ENVIRONMENT

Drones Mobilized To Battle Ravens Eating Baby Tortoises In California Desert

The machines are coating bird eggs with oil so they won't hatch to feast on dwindling desert tortoise populations.

Scientists are turning to technology to give desert tortoises a fighting chance against the burgeoning and rapacious population of ravens in the Mojave Desert in California.

The raven population in the western Mojave has increased more than 700% in the last 25 years and threatens to wipe out desert tortoises if nothing is done. In some places, “where there used to be 10 ravens, there are now 15,000,” Allison Fedrick, tortoise outreach and animal care keeper at The Living Desert, said.

In contrast, the number of desert tortoises in the western Mojave has plummeted by more than 90% since 1990. Although the turtles are also hit by cars, wiped out by development and energy operations and felled by disease, ravens were a critical factor. The birds are capable of pecking holes in the shells of tortoises up to 10 years old. One study found the carcasses of 250 juvenile tortoises beneath a single Mojave raven nest over a four-year period.

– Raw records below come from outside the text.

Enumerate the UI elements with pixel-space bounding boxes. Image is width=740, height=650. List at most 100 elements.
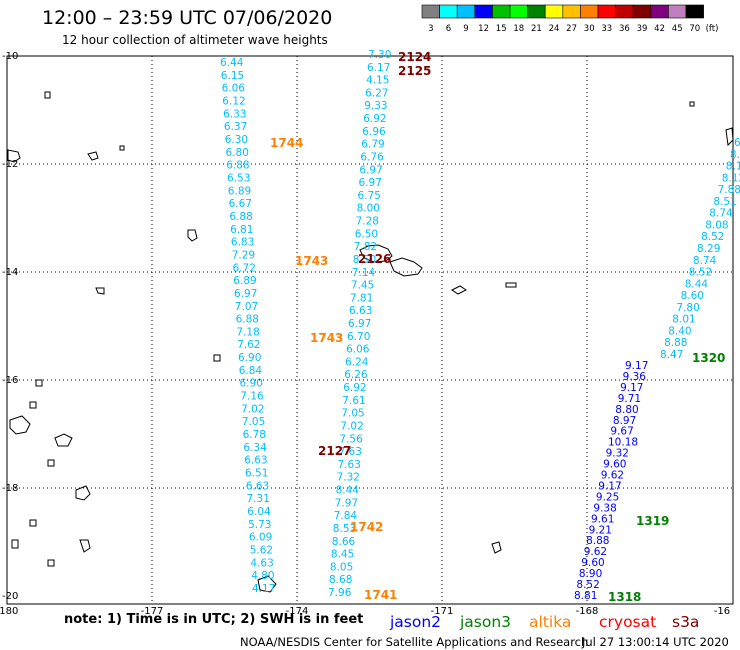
island [505,282,517,288]
pass-label: 1743 [295,254,328,268]
wave-height-reading: 6.72 [233,262,256,274]
wave-height-reading: 8.00 [357,203,380,215]
wave-height-reading: 6.30 [225,134,248,146]
wave-height-reading: 6.06 [222,83,246,95]
colorbar-label: 36 [619,24,630,34]
wave-height-reading: 6.92 [343,382,366,394]
wave-height-reading: 6.81 [230,224,253,236]
colorbar-label: 33 [601,24,612,34]
wave-height-reading: 6.17 [367,62,390,74]
colorbar-label: 27 [566,24,577,34]
wave-height-reading: 8.90 [579,568,602,580]
pass-label: 1742 [350,520,383,534]
lat-label: -12 [2,159,18,170]
colorbar-label: 21 [531,24,542,34]
pass-label: 1744 [270,136,303,150]
wave-height-reading: 7.02 [241,403,264,415]
wave-height-reading: 6.97 [359,164,382,176]
samoa-savaii-island [389,257,423,277]
island [87,151,99,161]
wave-height-reading: 8.5 [730,149,740,161]
island [257,575,277,593]
island [75,485,91,501]
wave-height-reading: 9.21 [589,524,612,536]
colorbar-label: 30 [584,24,595,34]
longitude-labels: -180 -177 -174 -171 -168 -16 [0,606,730,617]
wave-height-reading: 6.89 [228,185,251,197]
colorbar-label: 3 [428,24,433,34]
wave-height-reading: 6.26 [344,369,368,381]
lat-label: -16 [2,375,18,386]
wave-height-reading: 6.63 [244,455,267,467]
wave-height-reading: 7.56 [339,433,363,445]
island [44,91,51,99]
wave-height-reading: 7.63 [338,459,361,471]
wave-height-reading: 6.70 [347,331,370,343]
wave-height-reading: 7.82 [354,241,377,253]
island [689,101,695,107]
track-jason3: 9.179.369.179.718.808.979.6710.189.329.6… [574,360,648,602]
wave-height-reading: 6.75 [358,190,381,202]
island [9,415,31,435]
wave-height-reading: 5.73 [248,519,271,531]
wave-height-reading: 9.25 [596,491,619,503]
legend-item-cryosat: cryosat [599,613,656,631]
wave-height-reading: 6.79 [361,139,384,151]
island [47,559,55,567]
wave-height-reading: 8.88 [664,337,687,349]
graticule [7,56,733,604]
wave-height-reading: 8.05 [330,561,353,573]
wave-height-reading: 7.30 [368,49,391,61]
colorbar-swatch [439,4,458,19]
wave-height-reading: 6.90 [238,352,261,364]
wave-height-reading: 7.05 [341,408,364,420]
colorbar-swatch [456,4,476,19]
note-text: note: 1) Time is in UTC; 2) SWH is in fe… [64,612,364,627]
island [491,541,502,554]
lon-label: -177 [141,606,164,617]
wave-height-reading: 9.61 [591,513,614,525]
wave-height-reading: 7.31 [247,493,270,505]
colorbar-swatch [685,4,704,19]
wave-height-reading: 7.81 [350,292,373,304]
island [187,229,198,242]
legend-item-s3a: s3a [672,613,699,631]
wave-height-reading: 7.05 [242,416,265,428]
wave-height-reading: 7.88 [718,184,740,196]
colorbar-swatch [421,4,440,19]
lat-label: -18 [2,483,18,494]
wave-height-reading: 8.16 [726,161,740,173]
wave-height-reading: 7.96 [328,587,352,599]
wave-height-reading: 7.45 [351,280,374,292]
wave-height-reading: 6.88 [229,211,252,223]
wave-height-reading: 6.7 [734,137,740,149]
pass-label: 2127 [318,444,351,458]
wave-height-reading: 6.96 [362,126,386,138]
wave-height-reading: 8.44 [336,485,360,497]
wave-height-reading: 6.34 [243,442,267,454]
map-subtitle: 12 hour collection of altimeter wave hei… [62,33,328,47]
wave-height-reading: 6.89 [233,275,256,287]
latitude-labels: -10 -12 -14 -16 -18 -20 [2,51,18,602]
colorbar-label: 18 [513,24,524,34]
wave-height-reading: 8.80 [615,404,638,416]
island [79,539,91,553]
wave-height-reading: 6.44 [220,57,244,69]
colorbar-label: 24 [549,24,560,34]
colorbar-label: 15 [496,24,507,34]
pass-label: 2125 [398,64,431,78]
pass-label: 1318 [608,590,641,604]
wave-height-reading: 8.53 [333,523,356,535]
wave-height-reading: 7.28 [356,216,379,228]
wave-height-reading: 8.50 [353,254,376,266]
wave-height-reading: 10.18 [608,437,638,449]
wave-height-reading: 6.90 [240,378,263,390]
island [29,519,37,527]
wave-height-reading: 9.33 [364,100,387,112]
wave-height-reading: 6.76 [360,152,384,164]
colorbar-swatch [580,4,599,19]
wave-height-reading: 5.62 [250,545,273,557]
wave-height-reading: 9.32 [606,448,629,460]
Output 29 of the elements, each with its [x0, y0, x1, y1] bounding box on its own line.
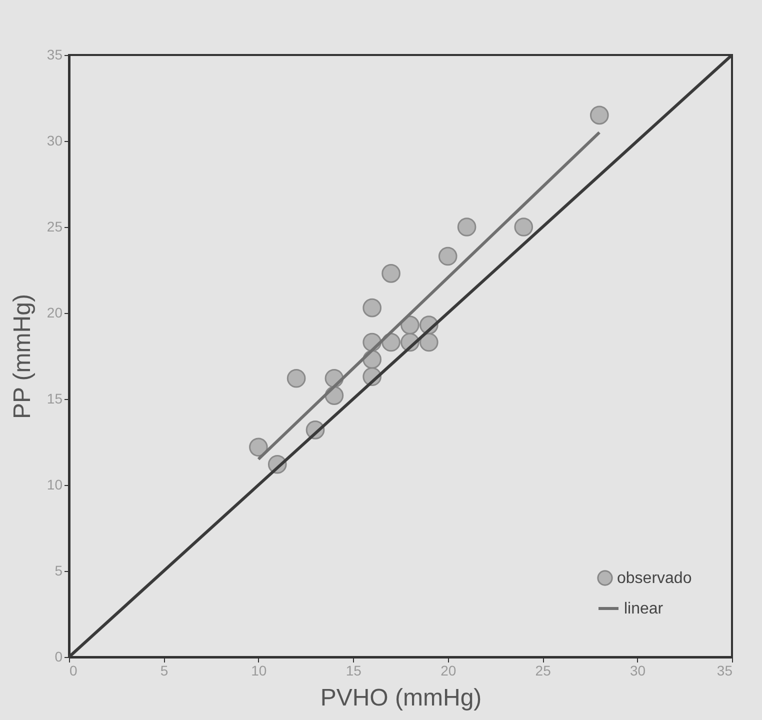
- point: [438, 246, 458, 266]
- point: [382, 264, 400, 283]
- legend-label: linear: [624, 600, 664, 618]
- x-tick-label: 25: [535, 662, 552, 678]
- y-tick-label: 35: [46, 46, 63, 62]
- y-tick-label: 10: [46, 476, 63, 492]
- x-axis-title: PVHO (mmHg): [320, 684, 482, 712]
- legend-label: observado: [617, 570, 692, 587]
- y-tick-label: 30: [46, 132, 63, 148]
- y-tick-label: 5: [54, 562, 63, 578]
- y-tick-label: 15: [46, 390, 63, 406]
- x-tick-label: 20: [440, 662, 456, 678]
- point: [249, 438, 268, 457]
- x-tick-label: 35: [716, 662, 733, 678]
- x-tick-label: 15: [346, 662, 362, 678]
- point: [420, 332, 438, 352]
- point: [514, 218, 534, 236]
- x-tick-label: 0: [70, 662, 78, 678]
- x-tick-label: 10: [251, 662, 267, 678]
- y-axis-title: PP (mmHg): [8, 294, 36, 419]
- point: [590, 106, 609, 125]
- point: [362, 298, 382, 318]
- point: [286, 368, 306, 388]
- y-tick-label: 0: [54, 648, 63, 664]
- point: [457, 218, 476, 236]
- y-tick-label: 20: [46, 304, 63, 320]
- y-tick-label: 25: [46, 218, 63, 234]
- x-tick-label: 5: [160, 662, 168, 678]
- x-tick-label: 30: [630, 662, 646, 678]
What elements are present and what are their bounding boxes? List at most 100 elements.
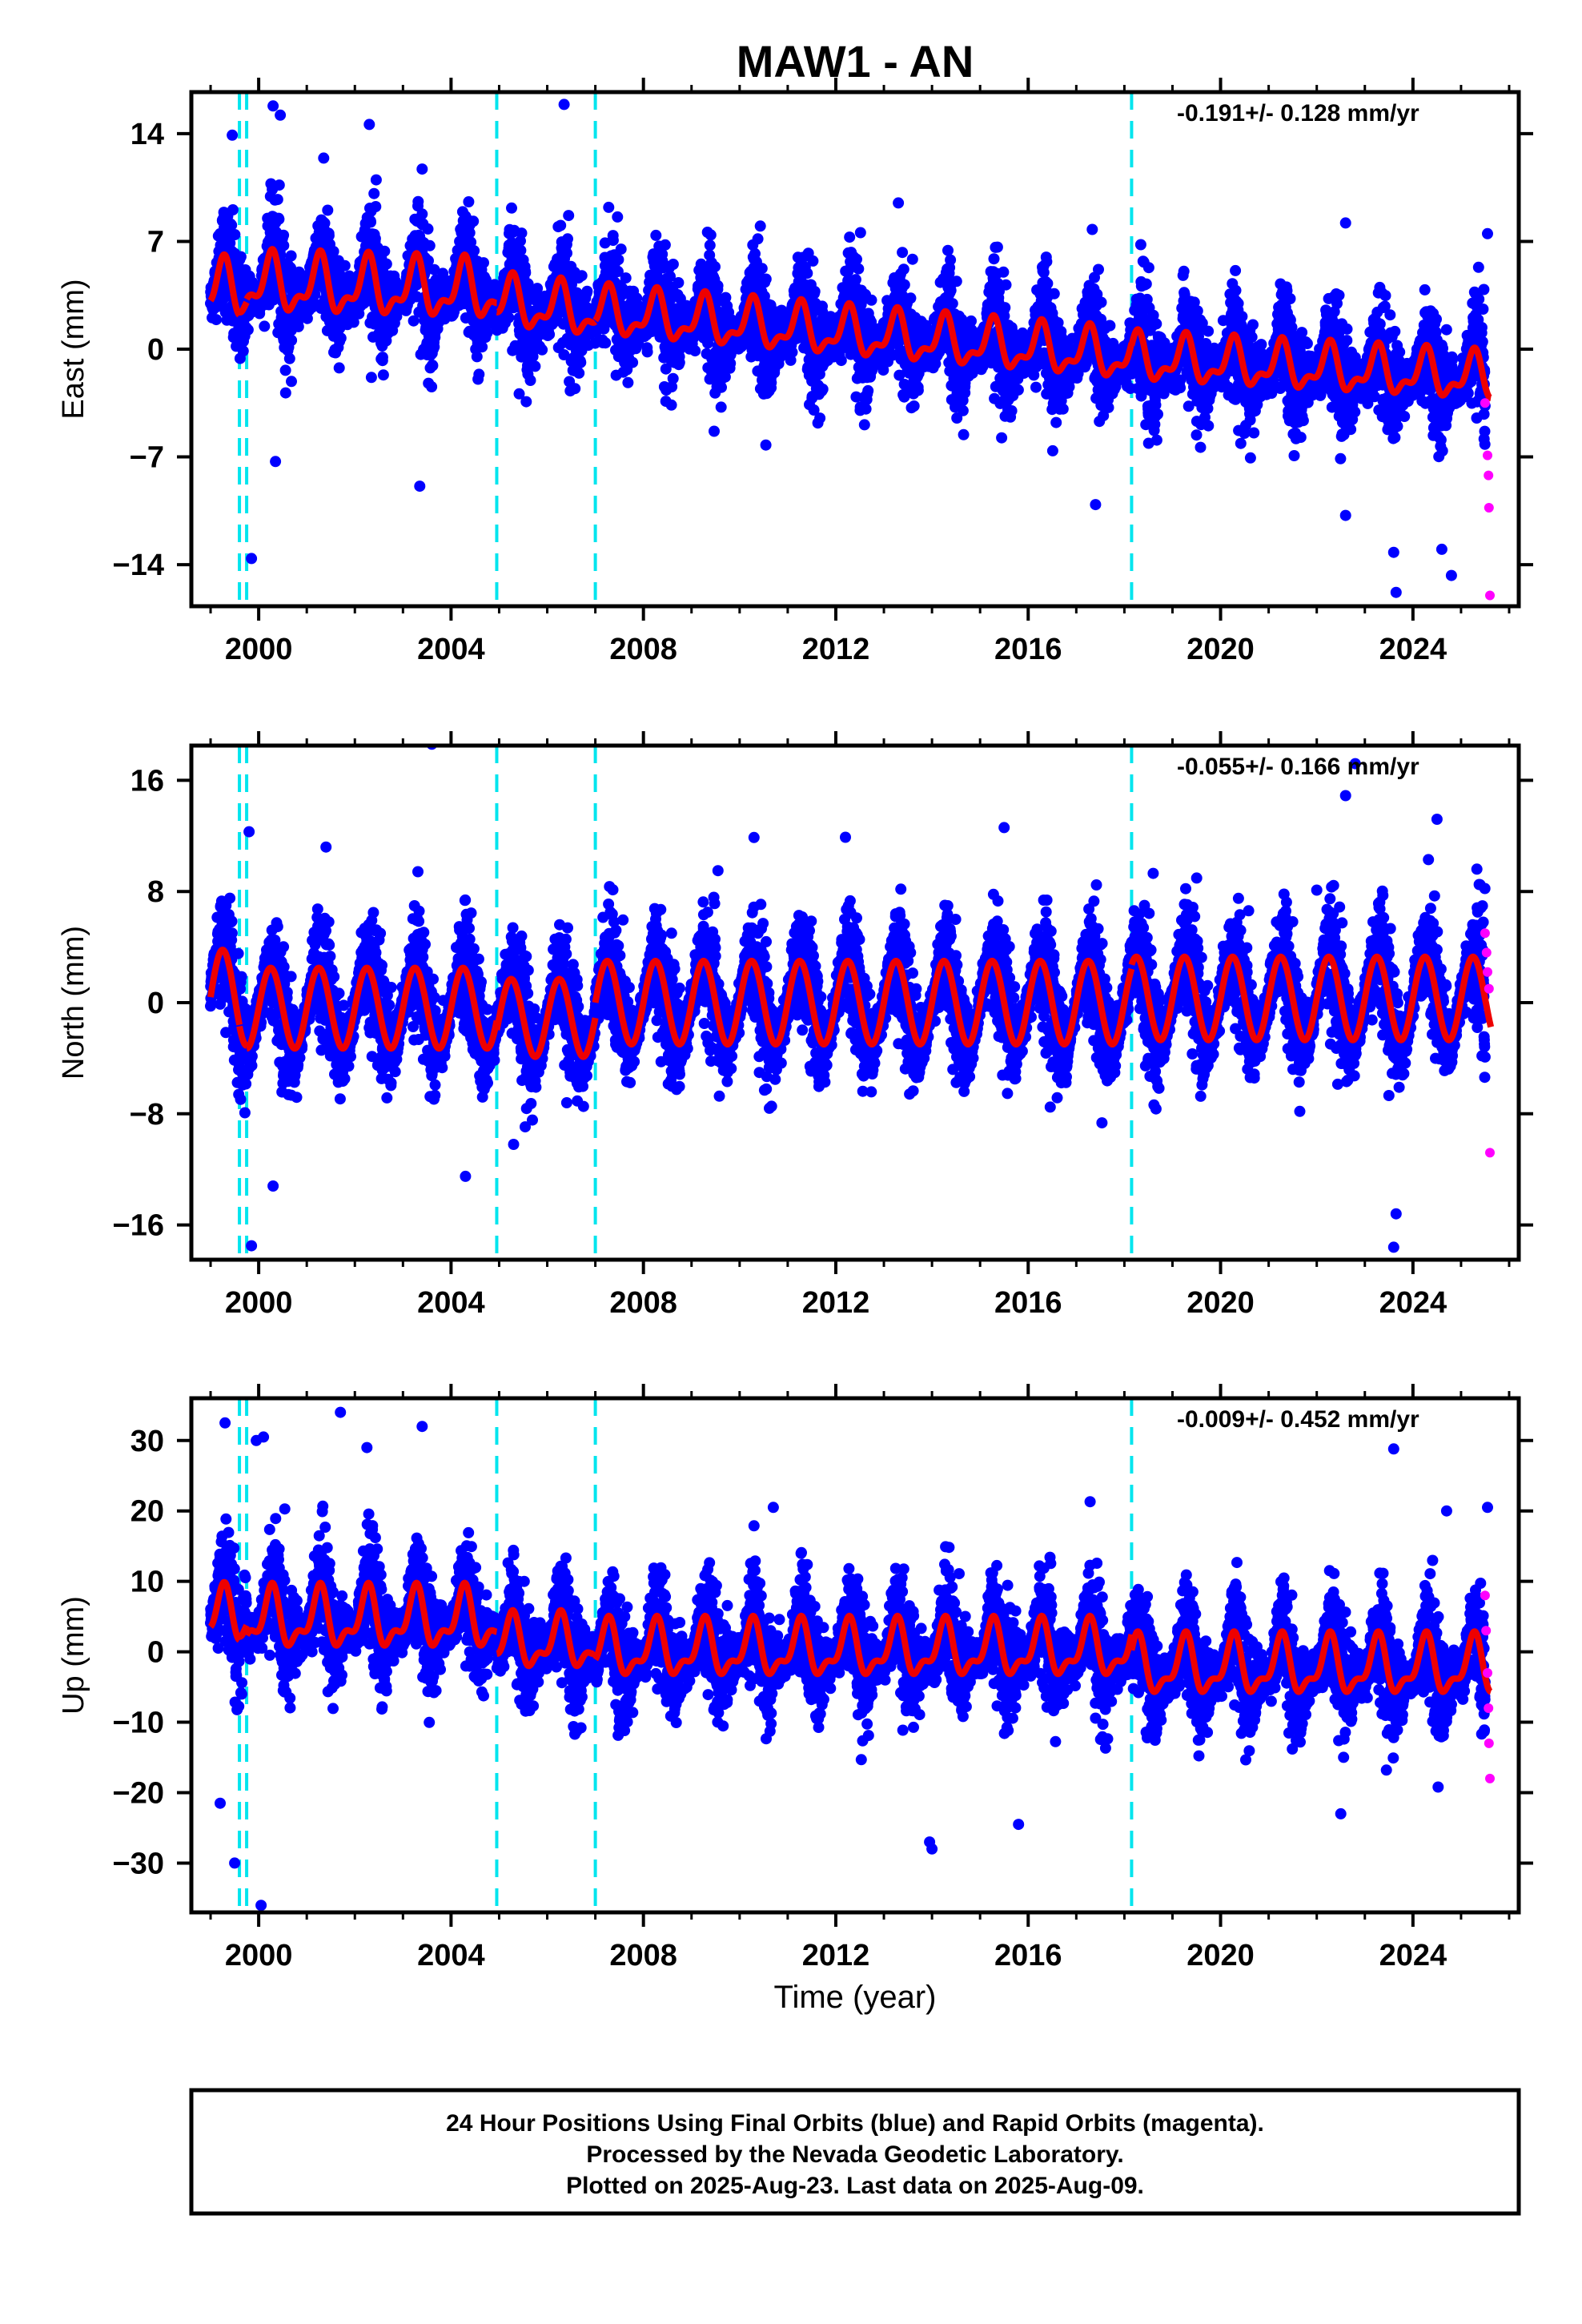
east-point <box>279 387 291 399</box>
east-point <box>576 270 588 282</box>
east-point <box>752 233 764 245</box>
east-point <box>760 439 772 451</box>
east-point <box>612 211 624 223</box>
east-point <box>339 259 351 271</box>
east-point <box>259 320 271 332</box>
east-point <box>427 360 439 372</box>
east-point <box>862 384 874 396</box>
east-point <box>561 247 572 259</box>
east-point <box>908 400 920 412</box>
east-point <box>704 239 716 251</box>
east-panel: 2000 2004 2008 2012 2016 2020 2024−14−70714Eas… <box>57 78 1533 666</box>
east-point <box>650 229 662 241</box>
east-point <box>292 320 304 332</box>
east-point <box>377 369 389 381</box>
east-point <box>376 352 388 364</box>
east-point <box>641 346 653 358</box>
east-point <box>278 239 290 251</box>
east-point <box>544 328 556 340</box>
east-point <box>365 216 376 228</box>
east-point <box>665 399 677 411</box>
east-point <box>712 279 724 292</box>
east-point <box>760 273 772 285</box>
east-point <box>622 376 634 388</box>
east-point <box>709 261 721 273</box>
east-point <box>211 314 223 326</box>
east-point <box>754 220 766 232</box>
east-point <box>242 324 254 336</box>
east-point <box>575 356 587 368</box>
east-point <box>235 251 247 263</box>
east-point <box>319 217 331 229</box>
east-point <box>715 401 727 413</box>
east-point <box>473 368 485 380</box>
east-point <box>224 237 236 249</box>
east-point <box>958 428 970 440</box>
east-plot-area <box>205 92 1495 606</box>
east-point <box>865 294 877 306</box>
east-point <box>673 356 685 368</box>
east-point <box>318 152 330 164</box>
east-point <box>335 332 347 344</box>
east-point <box>226 219 238 231</box>
east-point <box>563 210 575 222</box>
east-point <box>333 362 345 374</box>
east-point <box>569 383 581 395</box>
east-point <box>379 245 391 257</box>
east-point <box>607 235 619 247</box>
east-point <box>667 372 679 384</box>
east-point <box>286 335 298 346</box>
east-point <box>370 201 382 212</box>
figure-title: MAW1 - AN <box>737 36 974 86</box>
east-point <box>506 202 517 214</box>
east-point <box>278 229 290 241</box>
east-point <box>709 425 720 437</box>
east-point <box>463 196 475 207</box>
east-point <box>524 375 536 386</box>
east-point <box>476 341 488 353</box>
east-point <box>801 267 813 279</box>
east-point <box>370 174 382 186</box>
east-point <box>581 285 593 297</box>
east-point <box>809 286 821 297</box>
east-point <box>844 231 856 243</box>
east-point <box>705 229 717 241</box>
east-point <box>468 215 480 227</box>
east-point <box>905 292 917 304</box>
east-point <box>468 245 480 257</box>
east-point <box>858 419 870 431</box>
east-point <box>600 337 612 349</box>
east-point <box>897 263 909 275</box>
east-point <box>673 277 685 288</box>
east-point <box>555 219 567 231</box>
east-point <box>957 404 969 416</box>
east-point <box>327 246 339 257</box>
east-point <box>412 195 424 207</box>
east-point <box>503 312 515 324</box>
east-point <box>603 201 615 213</box>
east-point <box>716 381 727 393</box>
east-point <box>946 298 958 310</box>
east-point <box>897 247 909 259</box>
east-point <box>369 232 381 244</box>
east-point <box>426 381 438 392</box>
east-point <box>283 352 295 364</box>
east-point <box>807 255 819 267</box>
east-point <box>227 204 239 215</box>
east-point <box>756 263 768 275</box>
east-point <box>620 272 632 284</box>
east-point <box>416 208 428 220</box>
east-point <box>853 263 865 275</box>
east-point <box>817 384 829 395</box>
east-point <box>229 229 241 240</box>
east-point <box>689 345 701 357</box>
east-point <box>786 346 798 358</box>
east-point <box>612 254 624 266</box>
east-point <box>478 257 489 269</box>
east-point <box>279 364 291 376</box>
east-point <box>520 267 532 279</box>
east-point <box>950 275 962 287</box>
east-point <box>408 315 420 327</box>
east-point <box>906 253 918 265</box>
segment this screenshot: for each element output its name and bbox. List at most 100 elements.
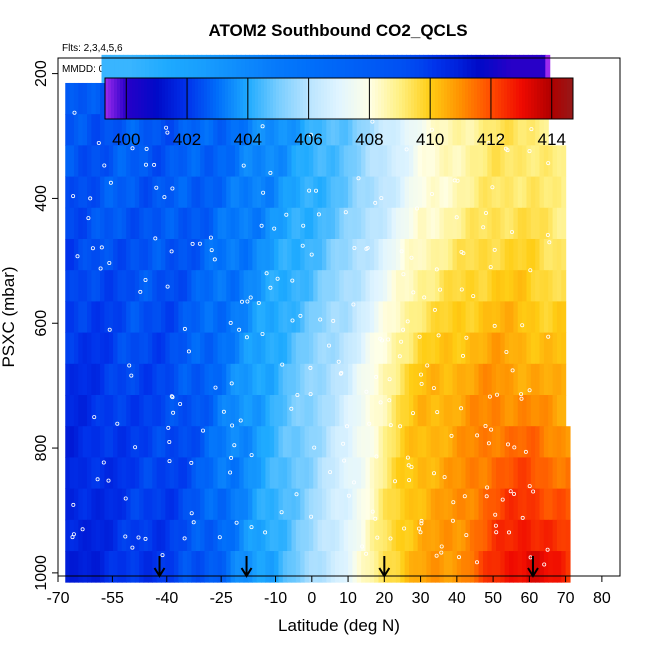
heatmap-cell — [87, 207, 92, 240]
heatmap-cell — [100, 270, 106, 302]
heatmap-cell — [501, 54, 507, 83]
heatmap-cell — [522, 238, 528, 271]
colorbar-swatch — [480, 78, 484, 119]
heatmap-cell — [365, 301, 371, 333]
colorbar-swatch — [267, 78, 271, 119]
heatmap-cell — [552, 332, 558, 365]
heatmap-cell — [348, 114, 354, 146]
heatmap-cell — [408, 519, 414, 552]
heatmap-cell — [195, 551, 201, 583]
heatmap-cell — [406, 54, 412, 83]
heatmap-cell — [339, 488, 345, 521]
heatmap-cell — [308, 207, 314, 240]
sample-point — [418, 530, 423, 535]
colorbar-swatch — [444, 78, 448, 119]
heatmap-cell — [417, 457, 423, 490]
heatmap-cell — [162, 54, 168, 83]
heatmap-cell — [213, 270, 219, 302]
heatmap-cell — [139, 426, 145, 458]
heatmap-cell — [422, 145, 427, 177]
heatmap-cell — [256, 207, 262, 240]
heatmap-cell — [282, 238, 288, 271]
heatmap-cell — [243, 301, 249, 333]
heatmap-cell — [365, 551, 371, 583]
heatmap-cell — [314, 54, 320, 83]
heatmap-cell — [356, 238, 362, 271]
heatmap-cell — [321, 207, 327, 240]
colorbar-tick-label: 408 — [355, 130, 383, 149]
sample-point — [519, 396, 524, 401]
heatmap-cell — [108, 488, 114, 521]
heatmap-cell — [514, 54, 520, 83]
heatmap-cell — [530, 426, 536, 458]
colorbar-swatch — [468, 78, 472, 119]
heatmap-cell — [456, 395, 462, 427]
heatmap-cell — [126, 488, 132, 521]
heatmap-cell — [326, 332, 332, 365]
heatmap-cell — [100, 457, 106, 490]
colorbar-swatch — [291, 78, 295, 119]
sample-point — [80, 527, 85, 532]
heatmap-cell — [327, 54, 333, 83]
heatmap-cell — [308, 426, 314, 458]
heatmap-cell — [313, 145, 319, 177]
heatmap-cell — [221, 395, 227, 427]
heatmap-cell — [174, 114, 179, 146]
heatmap-cell — [487, 114, 493, 146]
heatmap-cell — [191, 301, 197, 333]
heatmap-cell — [443, 488, 449, 521]
heatmap-cell — [126, 363, 132, 396]
heatmap-cell — [226, 270, 232, 302]
heatmap-cell — [365, 145, 371, 177]
heatmap-cell — [230, 238, 236, 271]
heatmap-cell — [82, 301, 88, 333]
heatmap-cell — [178, 457, 184, 490]
heatmap-cell — [556, 176, 562, 209]
heatmap-cell — [78, 488, 84, 521]
heatmap-cell — [513, 207, 519, 240]
heatmap-cell — [526, 238, 532, 271]
heatmap-cell — [313, 114, 319, 146]
heatmap-cell — [404, 551, 410, 583]
heatmap-cell — [374, 145, 380, 177]
heatmap-cell — [121, 301, 127, 333]
heatmap-cell — [382, 332, 388, 365]
sample-point — [432, 307, 437, 312]
heatmap-cell — [226, 426, 232, 458]
heatmap-cell — [174, 426, 179, 458]
heatmap-cell — [335, 363, 340, 396]
heatmap-cell — [506, 54, 512, 83]
heatmap-cell — [439, 519, 445, 552]
heatmap-cell — [484, 54, 490, 83]
heatmap-cell — [256, 114, 262, 146]
heatmap-cell — [452, 519, 458, 552]
heatmap-cell — [469, 395, 475, 427]
sample-point — [485, 485, 490, 490]
sample-point — [106, 478, 111, 483]
colorbar-swatch — [192, 78, 196, 119]
heatmap-cell — [339, 145, 345, 177]
heatmap-cell — [469, 176, 475, 209]
heatmap-cell — [174, 238, 179, 271]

In response, scientists are experimenting with drones to coat raven eggs with oil so they won’t hatch, The Los Angeles Times reported. Remote egg oiling is primarily used for hard to reach spots, like nests 20 feet high in a tree or 40 feet up a cliff face.

Research biologist Mercy Vaughn and self-described “life-long tortoise biologist” Tim Shields are spearheading the drone project in coordination with the U.S. Fish and Wildlife Service. Over the past two months, their team has oiled 525 raven eggs in 116 nests on public land that is considered critical habitat for desert tortoises.

Shields is also experimenting with other technological strategies in a bid to save the animals he describes on his Hardshell Labs company website as “quiet,” “careful” and “iconic.” One option, known as “techno-tortoises,” emit non-toxic irritants when pecked or bitten as a form of “aversive training” for tortoise-eating birds. Mini remote-control “rovers” also scare away birds and track the tortoises.

Shields said that after decades of studying the tortoises, these creatures’ deaths had profoundly affected him. 

“If they were completely wiped out, I would be crushed. It would be hard to take,” he told The Guardian. “It’s already been very hard to take.”